Anne, la cinquantaine, a un cancer des ovaires. Et elle l’a depuis près de quatorze ans. Anne, très vite, n’a plus de cheveux, porte un joli turban bleu. Et elle ne quitte pas son joli sourire. «Il faut que cela tombe sur moi, moi qui ne suis pas combattante du tout.» Elle se confie à la caméra de son amie Anne Kunvari, réalisatrice. Elle est vivante, se pose ouvertement les questions de la suite, de la fin, de la mort. «Aller en Suisse ? J’y pense, il faudrait que j’aille les voir, j’aimerais voir un peu leur tête là-bas, en Suisse», dit-elle en évoquant cette association qui, légalement, aide au suicide assisté. «Soit j’y vais toute seule et c’est un peu tristouille, soit j’y vais avec quelqu’un mais personne n’a envie de m’accompagner.»
Au départ, la réalisatrice Anne Kunvari ne voulait pas faire un film sur la fin de vie, mais sur la chronicité du cancer. «Anne voulait réfléchir sur cette question pour mieux la vivre, explique la documentariste. C’est la vie et la mort d’Anne qui ont imposé ce film.» Sa voix off murmure :«Aujourd’hui, je suis seule avec ces images tournées ensemble. On avait décidé en mars de le faire, et tu es morte en juillet.» Le film s’intitule le Moment et la manière (1).
«Si j’apprenais que cela merdait, que c’est plus la peine, je veux me préparer pour ne plus y penser, confie Anne. Ce qui me rassure, c’est que je vais décider d’arrêter de vivre. Le suicide ? Je ne peux pas. Ce que je veux, c’est choisir le moment et la manière. Je ne veux pas, je crois, je ne veux pas d’une mort qui dure un ou deux mois, je déteste ça, je pense que cela ne me plairait pas du tout. Autrement, j’ai peur d’être piégée.» Anne parle avec justesse de sa situation, revient sur ces années où son cancer était sous contrôle. Et note, avec un brin d’ironie : «Les médecins sont contents parce que c’est stable, pas moi. Si tu as un traitement qui te met dans un tel état, ce n’est pas une vie.»

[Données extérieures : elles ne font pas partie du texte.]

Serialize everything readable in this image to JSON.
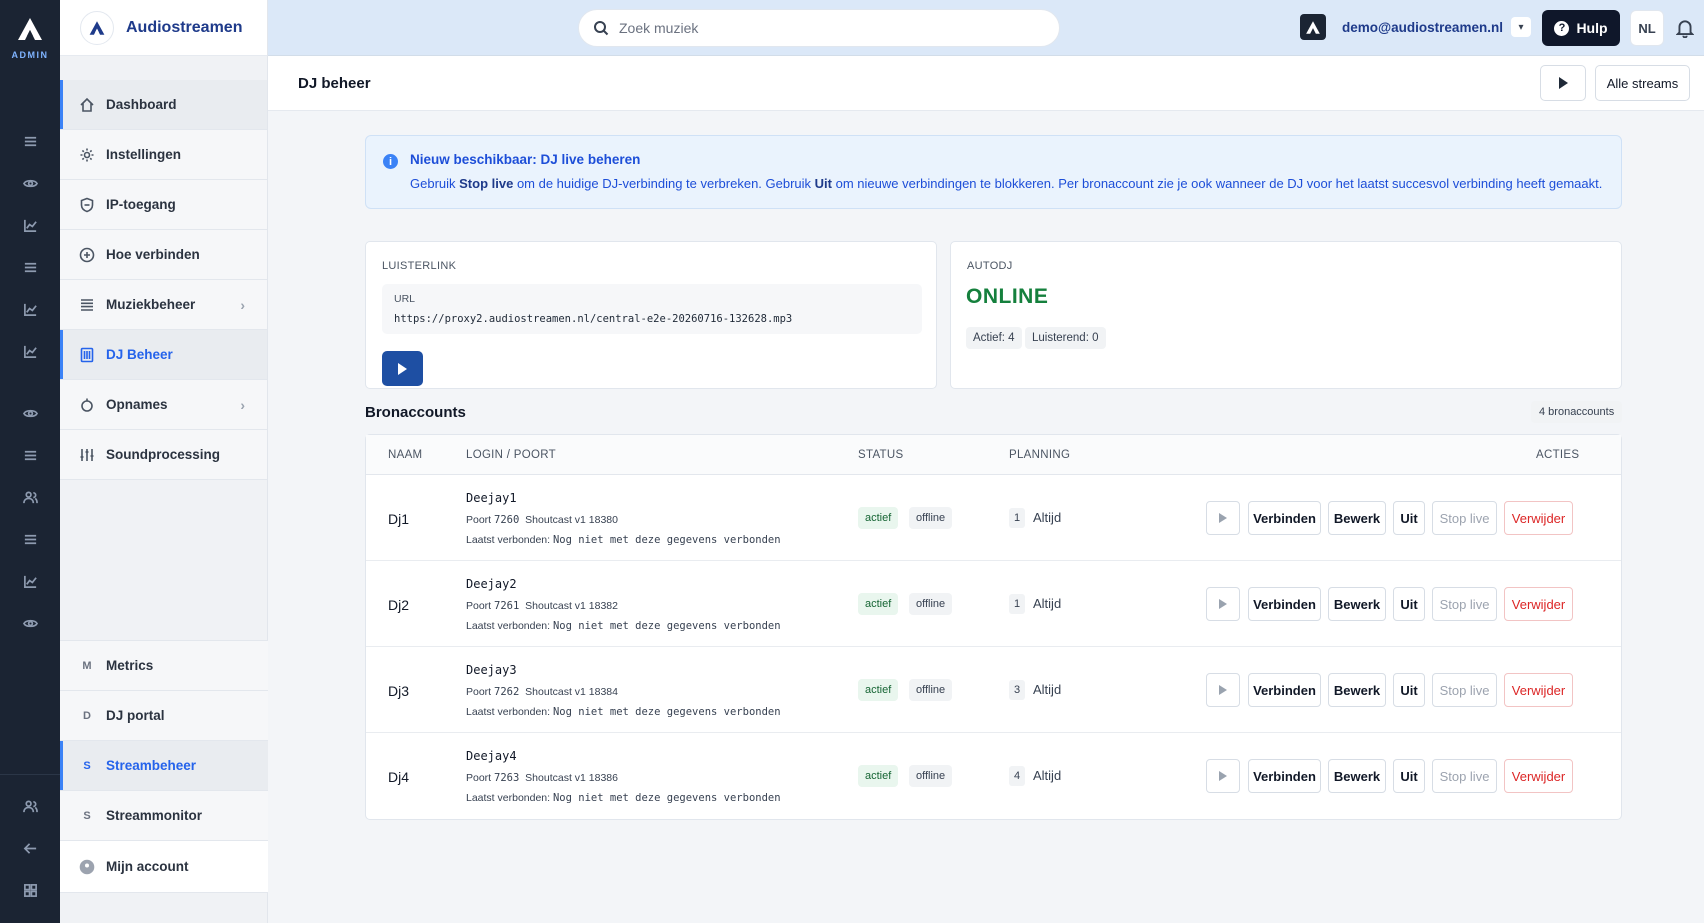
{
  "rail": {
    "admin_label": "ADMIN"
  },
  "brand": {
    "name": "Audiostreamen"
  },
  "sidebar": {
    "items": [
      {
        "label": "Dashboard",
        "icon": "home-icon"
      },
      {
        "label": "Instellingen",
        "icon": "gear-icon"
      },
      {
        "label": "IP-toegang",
        "icon": "shield-icon"
      },
      {
        "label": "Hoe verbinden",
        "icon": "plus-circle-icon"
      },
      {
        "label": "Muziekbeheer",
        "icon": "list-icon"
      },
      {
        "label": "DJ Beheer",
        "icon": "dj-icon"
      },
      {
        "label": "Opnames",
        "icon": "record-icon"
      },
      {
        "label": "Soundprocessing",
        "icon": "equalizer-icon"
      }
    ],
    "bottom_items": [
      {
        "letter": "M",
        "label": "Metrics"
      },
      {
        "letter": "D",
        "label": "DJ portal"
      },
      {
        "letter": "S",
        "label": "Streambeheer"
      },
      {
        "letter": "S",
        "label": "Streammonitor"
      }
    ],
    "account_label": "Mijn account"
  },
  "header": {
    "search_placeholder": "Zoek muziek",
    "user_email": "demo@audiostreamen.nl",
    "help_label": "Hulp",
    "language": "NL"
  },
  "subheader": {
    "title": "DJ beheer",
    "all_streams_label": "Alle streams"
  },
  "alert": {
    "title": "Nieuw beschikbaar: DJ live beheren",
    "text_1": "Gebruik ",
    "bold_1": "Stop live",
    "text_2": " om de huidige DJ-verbinding te verbreken. Gebruik ",
    "bold_2": "Uit",
    "text_3": " om nieuwe verbindingen te blokkeren. Per bronaccount zie je ook wanneer de DJ voor het laatst succesvol verbinding heeft gemaakt."
  },
  "listen": {
    "label": "LUISTERLINK",
    "url_label": "URL",
    "url": "https://proxy2.audiostreamen.nl/central-e2e-20260716-132628.mp3"
  },
  "autodj": {
    "label": "AUTODJ",
    "status": "ONLINE",
    "active": "Actief: 4",
    "listening": "Luisterend: 0"
  },
  "sources": {
    "title": "Bronaccounts",
    "count": "4 bronaccounts",
    "columns": {
      "name": "NAAM",
      "login": "LOGIN / POORT",
      "status": "STATUS",
      "planning": "PLANNING",
      "actions": "ACTIES"
    },
    "rows": [
      {
        "name": "Dj1",
        "login": "Deejay1",
        "port_label": "Poort",
        "port": "7260",
        "proto": "Shoutcast v1 18380",
        "last_label": "Laatst verbonden:",
        "last": "Nog niet met deze gegevens verbonden",
        "status": "actief",
        "conn": "offline",
        "plan_num": "1",
        "plan": "Altijd"
      },
      {
        "name": "Dj2",
        "login": "Deejay2",
        "port_label": "Poort",
        "port": "7261",
        "proto": "Shoutcast v1 18382",
        "last_label": "Laatst verbonden:",
        "last": "Nog niet met deze gegevens verbonden",
        "status": "actief",
        "conn": "offline",
        "plan_num": "1",
        "plan": "Altijd"
      },
      {
        "name": "Dj3",
        "login": "Deejay3",
        "port_label": "Poort",
        "port": "7262",
        "proto": "Shoutcast v1 18384",
        "last_label": "Laatst verbonden:",
        "last": "Nog niet met deze gegevens verbonden",
        "status": "actief",
        "conn": "offline",
        "plan_num": "3",
        "plan": "Altijd"
      },
      {
        "name": "Dj4",
        "login": "Deejay4",
        "port_label": "Poort",
        "port": "7263",
        "proto": "Shoutcast v1 18386",
        "last_label": "Laatst verbonden:",
        "last": "Nog niet met deze gegevens verbonden",
        "status": "actief",
        "conn": "offline",
        "plan_num": "4",
        "plan": "Altijd"
      }
    ],
    "actions": {
      "connect": "Verbinden",
      "edit": "Bewerk",
      "off": "Uit",
      "stop": "Stop live",
      "delete": "Verwijder"
    }
  },
  "colors": {
    "accent": "#2563eb",
    "online": "#15803d",
    "danger": "#dc2626",
    "rail": "#1b2433"
  }
}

Voilà, elle le dit simplement, elle voudrait, quand c’est trop, avoir son mot à dire. Elle a rempli des directives anticipées, elle a choisi une personne de confiance. On se dit que cela va être possible, que si tout empire, elle pourra mourir en ayant choisi comme elle le redit «le moment et la manière». Mais c’est l’inverse qui se passe. Ou plutôt, ça se passe comme cela se passe souvent. «Tout va très vite, tu me dis : "Ma vie n’a plus de sens", raconte son amie. Tout va trop vite, on n’a pas eu le temps d’aller en Suisse.» Faute de place à l’hôpital, Anne est dans une maison de convalescence avec des tuyaux partout. Elle a perdu son regard, la voilà lourde de peines et de fatigues, elle murmure qu’à l’hôpital, on pourrait lui donner une sédation. «Une sédation, mais je ne sais pas trop, cela dure quatre ou cinq jours et on meurt.» Le lendemain, Anne est dans le coma, puis décède. «Tu n’as pu choisir ni le moment ni la manière», dit la voix off.